In the image, you can notice that:

  • In an SMT context, the ARM-based system displays superior scalability when using the lambdaworks-based MemoryCell struct instead of the BigInt implementation.
  • The MemoryCell modifications don't impact the execution performance on ARM systems.

This distinction in performance between ARM and more traditional x86_64 processors (such as those from Intel or AMD) can be attributed to architectural differences in cache management and bigger cache line sizes (128 bytes in the Apple Silicon processors). ARM processors are designed with a unique approach to cache utilization, wherein individual cores possess dedicated cache resources. This design choice prevents the scenario of cache contention where two cores compete for the same cache lines, a situation that can lead to increased cache misses.

Conclusion

So all is well and nice, but two questions remain: Why didn’t we see this before, and how do we ensure we see it in the future? How can we improve our engineering processes by considering what we learned?

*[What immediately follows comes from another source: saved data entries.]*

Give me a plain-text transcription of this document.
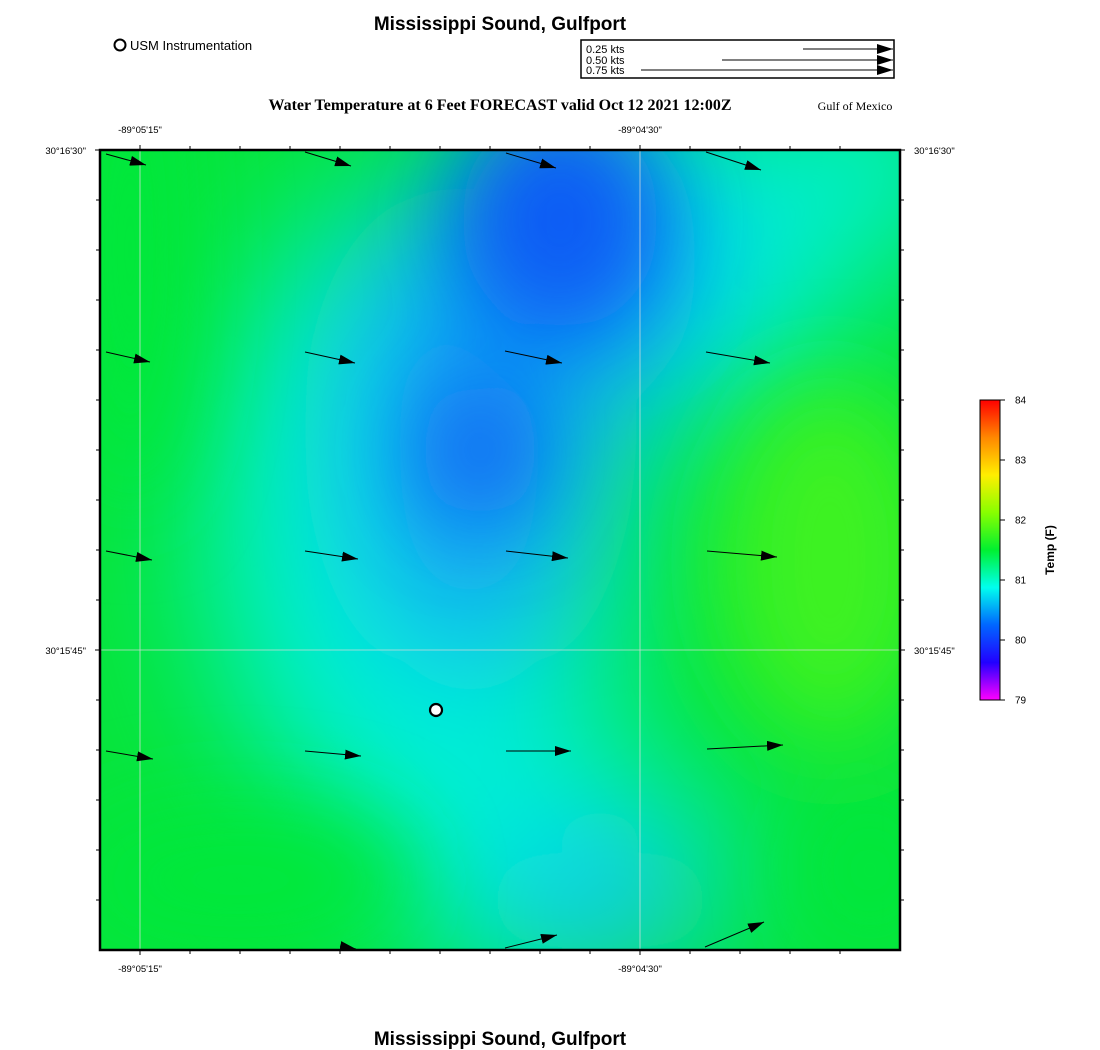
Mississippi Sound, Gulfport
Water Temperature at 6 Feet FORECAST valid Oct 12 2021 12:00Z	Gulf of Mexico
Mississippi Sound, Gulfport
USM Instrumentation	0.25 kts
0.50 kts
0.75 kts
-89°05'15"	-89°04'30"
-89°05'15"	-89°04'30"
30°16'30"
30°15'45"
30°16'30"
30°15'45"
84
83
82
81
80
79
Temp (F)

Our benchmarks modeled a workload without the necessary concurrency to surface the issue.

To ensure a performance regression test, we need to write some code that will trigger it in the right circumstances, a minimal version of re_execute that will allow us to vary parameters to cover a broader area of the problem space (number of VMs running in parallel, number of threads, number of processors used, processor architecture, etc.).

Two lessons learned (or rather, reinforced) are:

  1. Don’t assume your code will only run under specific workloads. Try to model the real world as much as possible and measure to make sure.

  2. Don’t assume that a change to the code that shows a performance improvement measured “locally” will positively impact the overall performance of the entire program.

This experience highlights that achieving maximum performance in Rust often requires consideration of lower-level details beyond merely using enums. It underscores the importance of understanding and optimizing CPU cache behavior in performance-sensitive applications.

By rethinking our approach to data storage and access and getting a little creative with our structures, we’ve reduced cache misses and significantly improved the scaling of our VMs on multicore systems.